We propose a demonstration of several advanced refactorings for Java implemented for the Eclipse IDE ( These refactorings are semantics-preserving program transformations typical of the transformations object-oriented programmers perform manually to improve the structure of existing programs, and promote reuse, clarity, and extensibility.

This demonstration consists of three parts: (i) a review of Eclipse's implementations of several common refactorings, including Extract Method, Introduce Factory and Change Method Signature, described in Fowler's seminal book on refactoring, (ii) a demonstration of generalization-related refactorings such as Extract Interface, which extracts an interface from a class to reduce dependencies on implementation particulars, and Generalize Type, for remediating over-specific declarations, and (iii) a demonstration of Genericize Container Uses, a refactoring in development for migrating uses of standard container classes (e.g. ArrayList or HashMap) to their generic counterparts in Java 1.5 (e.g., ArrayList).

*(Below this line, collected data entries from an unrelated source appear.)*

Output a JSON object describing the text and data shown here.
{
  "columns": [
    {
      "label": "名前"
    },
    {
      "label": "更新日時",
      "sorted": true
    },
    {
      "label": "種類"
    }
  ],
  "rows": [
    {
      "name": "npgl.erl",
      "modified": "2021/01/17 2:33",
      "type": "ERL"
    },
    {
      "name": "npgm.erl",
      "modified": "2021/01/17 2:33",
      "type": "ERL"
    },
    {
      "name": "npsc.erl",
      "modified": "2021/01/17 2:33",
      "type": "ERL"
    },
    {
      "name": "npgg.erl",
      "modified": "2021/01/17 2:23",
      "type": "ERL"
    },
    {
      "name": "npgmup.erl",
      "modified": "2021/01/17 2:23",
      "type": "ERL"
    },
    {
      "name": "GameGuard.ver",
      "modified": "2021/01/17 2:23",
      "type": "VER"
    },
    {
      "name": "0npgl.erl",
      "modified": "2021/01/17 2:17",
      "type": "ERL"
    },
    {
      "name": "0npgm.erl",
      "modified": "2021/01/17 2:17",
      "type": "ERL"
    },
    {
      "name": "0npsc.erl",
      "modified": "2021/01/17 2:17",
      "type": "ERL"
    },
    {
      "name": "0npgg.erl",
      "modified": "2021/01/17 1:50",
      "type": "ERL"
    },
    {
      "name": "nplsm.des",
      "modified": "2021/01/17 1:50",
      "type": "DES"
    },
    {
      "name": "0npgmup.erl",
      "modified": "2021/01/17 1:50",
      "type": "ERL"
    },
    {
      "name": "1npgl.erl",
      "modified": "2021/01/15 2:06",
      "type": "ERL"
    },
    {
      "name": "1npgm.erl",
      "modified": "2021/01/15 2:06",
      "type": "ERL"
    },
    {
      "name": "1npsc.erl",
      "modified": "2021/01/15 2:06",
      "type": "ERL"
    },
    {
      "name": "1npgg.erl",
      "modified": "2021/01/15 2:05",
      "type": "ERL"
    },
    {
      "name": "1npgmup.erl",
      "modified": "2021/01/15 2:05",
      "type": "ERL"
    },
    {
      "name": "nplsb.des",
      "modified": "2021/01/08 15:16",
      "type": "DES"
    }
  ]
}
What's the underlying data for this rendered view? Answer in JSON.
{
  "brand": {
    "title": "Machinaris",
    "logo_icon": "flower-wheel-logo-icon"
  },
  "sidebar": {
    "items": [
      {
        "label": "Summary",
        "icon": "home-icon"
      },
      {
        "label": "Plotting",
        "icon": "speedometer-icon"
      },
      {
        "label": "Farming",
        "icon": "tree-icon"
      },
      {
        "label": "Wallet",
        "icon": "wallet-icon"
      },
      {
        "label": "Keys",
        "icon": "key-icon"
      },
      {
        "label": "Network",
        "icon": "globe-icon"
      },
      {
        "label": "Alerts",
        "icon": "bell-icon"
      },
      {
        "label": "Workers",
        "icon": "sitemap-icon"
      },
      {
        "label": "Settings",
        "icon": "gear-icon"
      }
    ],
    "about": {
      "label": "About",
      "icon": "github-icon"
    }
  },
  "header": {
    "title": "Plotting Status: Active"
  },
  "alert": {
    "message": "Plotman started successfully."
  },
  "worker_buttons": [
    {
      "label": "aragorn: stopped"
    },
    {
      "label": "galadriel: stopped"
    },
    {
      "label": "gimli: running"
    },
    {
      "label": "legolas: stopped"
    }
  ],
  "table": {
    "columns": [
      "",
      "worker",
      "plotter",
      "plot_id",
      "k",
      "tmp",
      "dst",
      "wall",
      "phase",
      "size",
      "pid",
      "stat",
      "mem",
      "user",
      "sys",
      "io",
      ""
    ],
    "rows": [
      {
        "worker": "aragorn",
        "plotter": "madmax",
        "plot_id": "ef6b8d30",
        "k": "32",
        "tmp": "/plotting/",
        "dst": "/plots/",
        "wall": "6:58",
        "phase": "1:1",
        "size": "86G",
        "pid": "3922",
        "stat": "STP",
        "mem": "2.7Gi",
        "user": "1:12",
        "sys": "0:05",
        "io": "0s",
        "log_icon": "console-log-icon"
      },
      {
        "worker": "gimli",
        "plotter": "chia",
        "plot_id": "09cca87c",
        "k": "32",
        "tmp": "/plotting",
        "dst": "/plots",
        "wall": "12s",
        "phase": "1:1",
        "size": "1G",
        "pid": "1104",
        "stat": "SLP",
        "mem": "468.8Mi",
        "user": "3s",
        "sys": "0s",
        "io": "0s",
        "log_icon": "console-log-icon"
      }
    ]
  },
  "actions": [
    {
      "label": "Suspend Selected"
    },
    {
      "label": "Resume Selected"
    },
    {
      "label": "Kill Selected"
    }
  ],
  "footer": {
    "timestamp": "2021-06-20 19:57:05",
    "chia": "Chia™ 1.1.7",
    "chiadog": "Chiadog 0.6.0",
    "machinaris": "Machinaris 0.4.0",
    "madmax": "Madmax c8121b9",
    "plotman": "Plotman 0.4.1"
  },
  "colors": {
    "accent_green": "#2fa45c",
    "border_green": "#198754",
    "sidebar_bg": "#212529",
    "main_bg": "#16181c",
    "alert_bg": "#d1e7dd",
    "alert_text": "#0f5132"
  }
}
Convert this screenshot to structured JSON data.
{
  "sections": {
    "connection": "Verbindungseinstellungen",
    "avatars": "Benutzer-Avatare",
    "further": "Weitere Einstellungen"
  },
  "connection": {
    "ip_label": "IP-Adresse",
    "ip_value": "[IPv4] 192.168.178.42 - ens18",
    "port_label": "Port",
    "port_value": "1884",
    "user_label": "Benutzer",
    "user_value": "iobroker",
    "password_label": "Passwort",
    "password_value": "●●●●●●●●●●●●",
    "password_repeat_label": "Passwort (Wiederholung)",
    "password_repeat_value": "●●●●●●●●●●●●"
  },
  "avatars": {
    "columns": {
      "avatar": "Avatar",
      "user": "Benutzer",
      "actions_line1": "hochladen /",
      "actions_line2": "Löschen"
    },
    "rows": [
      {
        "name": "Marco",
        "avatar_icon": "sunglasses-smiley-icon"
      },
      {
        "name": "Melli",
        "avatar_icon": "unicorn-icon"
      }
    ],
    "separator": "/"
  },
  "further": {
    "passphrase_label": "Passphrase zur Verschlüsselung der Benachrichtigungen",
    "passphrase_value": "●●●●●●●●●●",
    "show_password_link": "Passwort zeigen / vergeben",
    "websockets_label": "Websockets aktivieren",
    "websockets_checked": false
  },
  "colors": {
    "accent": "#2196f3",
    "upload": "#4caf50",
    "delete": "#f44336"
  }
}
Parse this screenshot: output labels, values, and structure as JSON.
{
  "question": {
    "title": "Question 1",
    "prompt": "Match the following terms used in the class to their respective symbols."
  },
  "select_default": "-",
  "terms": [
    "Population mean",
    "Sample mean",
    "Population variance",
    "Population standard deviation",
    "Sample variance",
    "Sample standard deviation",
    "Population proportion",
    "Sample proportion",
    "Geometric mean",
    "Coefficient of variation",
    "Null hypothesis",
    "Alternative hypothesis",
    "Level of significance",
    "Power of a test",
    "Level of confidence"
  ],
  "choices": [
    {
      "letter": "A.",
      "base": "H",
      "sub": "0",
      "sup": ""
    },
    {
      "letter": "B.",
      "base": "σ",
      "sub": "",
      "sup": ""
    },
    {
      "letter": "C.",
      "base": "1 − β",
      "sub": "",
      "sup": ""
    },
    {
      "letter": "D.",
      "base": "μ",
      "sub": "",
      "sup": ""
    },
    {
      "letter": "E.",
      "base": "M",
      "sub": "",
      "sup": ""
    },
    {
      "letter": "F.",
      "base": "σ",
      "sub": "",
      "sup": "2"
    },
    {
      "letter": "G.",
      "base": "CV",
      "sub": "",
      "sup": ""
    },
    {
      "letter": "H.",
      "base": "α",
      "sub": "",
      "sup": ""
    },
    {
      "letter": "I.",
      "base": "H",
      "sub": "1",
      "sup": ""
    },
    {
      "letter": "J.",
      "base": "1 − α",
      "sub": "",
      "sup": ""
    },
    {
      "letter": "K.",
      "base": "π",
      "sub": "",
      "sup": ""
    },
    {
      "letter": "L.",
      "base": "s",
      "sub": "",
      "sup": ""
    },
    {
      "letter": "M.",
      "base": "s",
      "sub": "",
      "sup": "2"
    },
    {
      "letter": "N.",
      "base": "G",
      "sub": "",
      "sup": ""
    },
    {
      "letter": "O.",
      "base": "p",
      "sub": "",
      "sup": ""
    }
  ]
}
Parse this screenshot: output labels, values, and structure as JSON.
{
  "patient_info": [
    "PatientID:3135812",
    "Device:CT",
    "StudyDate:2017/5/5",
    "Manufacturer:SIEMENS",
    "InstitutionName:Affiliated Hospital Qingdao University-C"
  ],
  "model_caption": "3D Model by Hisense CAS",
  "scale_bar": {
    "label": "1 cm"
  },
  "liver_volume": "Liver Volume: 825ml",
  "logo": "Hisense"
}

This determines the element types that flow into containers, modifies declarations and allocations where possible, and removes casts rendered redundant.

The latter two categories require non-trivial static analysis, and present challenging software engineering usability issues, reflecting complications that programmers face in performing such transformations manually. Therefore, each demonstration will include a brief overview of the technical challenges that the refactoring presents, and highlights of the approach we took in addressing them. In particular, we briefly describe a new piece of Eclipse infrastructure designed to help implement various kinds of context-sensitive and context-insensitive type and pointer analyses for Java.

D2: A web services management layer for the selection, integration and management of web services

María Agustina Cibrán, Bart Verheecke, Davy Suvée, Wim Vanderperren, Vrije Universiteit Brussel

The goal of this demonstration is to illustrate the Web Services Management Layer (WSML), an intermediate layer in between the client applications and the web services. The WSML aims at decoupling client applications from specific web services allowing the just in time integrations of services: new services that were not foreseen at development time can be dynamically integrated into applications. By weakening the link between the client applications and the services, hot-swapping functionality between services can be installed to dynamically swap to other semantically equivalent services in case of unavailability. In addition, this mechanism is extended to consider non-functional properties of services in the selection. The WSML also deals with several client-side management concerns such as caching, billing, accounting, security, etc. We observe that service management concerns crosscut the core applications. At the same time, a technology that can cope with the volatile world of the web services environment is required.

Aspect Oriented Programming (AOP) aims to cleanly modularize crosscutting concerns of a system. In this demo we show how dynamic AOP is ideal to implement the core functionality of the WSML and achieve a clean encapsulation of the service management concerns at the same time as achieving the desired flexibility and adaptability. For the implementation of the WSML the dynamic aspect oriented language JAsCo is adopted.

D3: OptimalJ ― model-driven, pattern-based development

Bastiaan Schönhage, Compuware Europe B.V.

OptimalJ is a software development tool that supports Model-Driven, Pattern-Based development. It is based on OMG's MDA (Model Driven Architecture).

In OptimalJ, the software developer starts with a high-level platform independent model that defines the application from a conceptual perspective . Based on these high-level models, OptimalJ can automatically generate J2EE models, including EJBs and JSPs. At this level, developers can add platform specific knowledge and model the integration with databases or external entities such as webservices or CORBA applications. Finally, based on the platform specific application models, Java code is generated that is used as the basis for the working J2EE application. Since OptimalJ supports incremental development, changes in the models are incorporated in dependent models as well as in the generated code while, of course, leaving the code added by the developer untouched.

In this demonstration, the OptimalJ product itself will be demonstrated to illustrate how OMG's MDA can be implemented in a development tool. Some of the underlying technology and concepts will be discussed. Additionally, we will see how the architecture of OptimalJ allows developers to write their own "implementation patterns" to plug in new technologies based on the available models.